# Task Manager Freezes/does not work.



## bakey

Hi I was wondering if someone could help me fix this its making me go crazy, I noticed I can't live without task manager, so I press alt+ctr+delete I choose start task manager and the task manager pops up but then freeze's and a window pops up saying "Windows task manager gas stopped working" when I choose "check online for a solution" nothing happens it just closes. Under the problem details it says this:


Code:


Problem signature:
  Problem Event Name:	APPCRASH
  Application Name:	taskmgr.exe
  Application Version:	6.1.7600.16385
  Application Timestamp:	4a5bc3ee
  Fault Module Name:	taskmgr.exe
  Fault Module Version:	6.1.7600.16385
  Fault Module Timestamp:	4a5bc3ee
  Exception Code:	c0000005
  Exception Offset:	000000000000d291
  OS Version:	6.1.7600.2.0.0.768.3
  Locale ID:	1033
  Additional Information 1:	6d1b
  Additional Information 2:	6d1b0fa04cd4668f1c60a18f6182d18d
  Additional Information 3:	766f
  Additional Information 4:	766f84c2b712029d1b8322f43d1c0d96

Read our privacy statement online:
  http://go.microsoft.com/fwlink/?linkid=104288&clcid=0x0409

If the online privacy statement is not available, please read our privacy statement offline:
  C:\Windows\system32\en-US\erofflps.txt










I have no clue whats the problem....not much of a tech guy.


----------



## reventon

Do you go to launch *Task Manager* for a purpose? (ie; to kill a program?)

If so - then that crash is probably related to the program that originally crashed.
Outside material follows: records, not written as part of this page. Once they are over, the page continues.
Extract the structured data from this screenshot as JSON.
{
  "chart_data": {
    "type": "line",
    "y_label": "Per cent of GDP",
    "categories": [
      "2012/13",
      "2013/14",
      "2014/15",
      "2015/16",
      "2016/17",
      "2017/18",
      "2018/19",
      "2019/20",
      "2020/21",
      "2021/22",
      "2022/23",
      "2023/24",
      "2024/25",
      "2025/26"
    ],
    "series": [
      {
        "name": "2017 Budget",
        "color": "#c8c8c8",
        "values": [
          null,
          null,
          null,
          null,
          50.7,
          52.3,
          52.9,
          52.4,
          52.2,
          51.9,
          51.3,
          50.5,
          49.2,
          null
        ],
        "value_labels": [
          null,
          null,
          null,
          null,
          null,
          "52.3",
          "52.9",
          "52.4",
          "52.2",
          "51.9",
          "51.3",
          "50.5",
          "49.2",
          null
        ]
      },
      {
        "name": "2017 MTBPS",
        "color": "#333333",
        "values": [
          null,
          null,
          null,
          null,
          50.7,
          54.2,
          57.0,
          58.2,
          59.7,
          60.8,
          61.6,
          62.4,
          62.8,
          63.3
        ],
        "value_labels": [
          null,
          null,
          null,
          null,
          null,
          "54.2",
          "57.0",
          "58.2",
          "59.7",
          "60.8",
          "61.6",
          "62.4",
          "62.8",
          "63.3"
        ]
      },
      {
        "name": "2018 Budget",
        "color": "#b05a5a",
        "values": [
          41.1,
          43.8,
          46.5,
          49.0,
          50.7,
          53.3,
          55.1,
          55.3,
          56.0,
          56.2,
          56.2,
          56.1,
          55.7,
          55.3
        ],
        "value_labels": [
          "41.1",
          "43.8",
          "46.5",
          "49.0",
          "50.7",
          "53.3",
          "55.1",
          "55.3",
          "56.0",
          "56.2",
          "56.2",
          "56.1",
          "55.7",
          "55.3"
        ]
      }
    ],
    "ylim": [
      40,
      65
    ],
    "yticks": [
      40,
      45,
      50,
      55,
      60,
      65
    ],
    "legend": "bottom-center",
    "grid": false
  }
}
Run this program (an alternate Task Manager) and see if it has the same problem - http://live.sysinternals.com/procexp.exe


----------



## bakey

I go there to end processes (I like to keep my computer low on usage) your alternate task manager does not crash/freeze and kills everything fine so I guess I'll use that instead ^^ thanks lots!


----------



## reventon

Well I would consider using ProcExp instead of TaskMgr to be a temporary fix. The underlying problem is still there.

Run SFC

START -> type *cmd.exe* -> Right-click -> run as admin -> type *sfc /scannow* -> after scan restart computer.


----------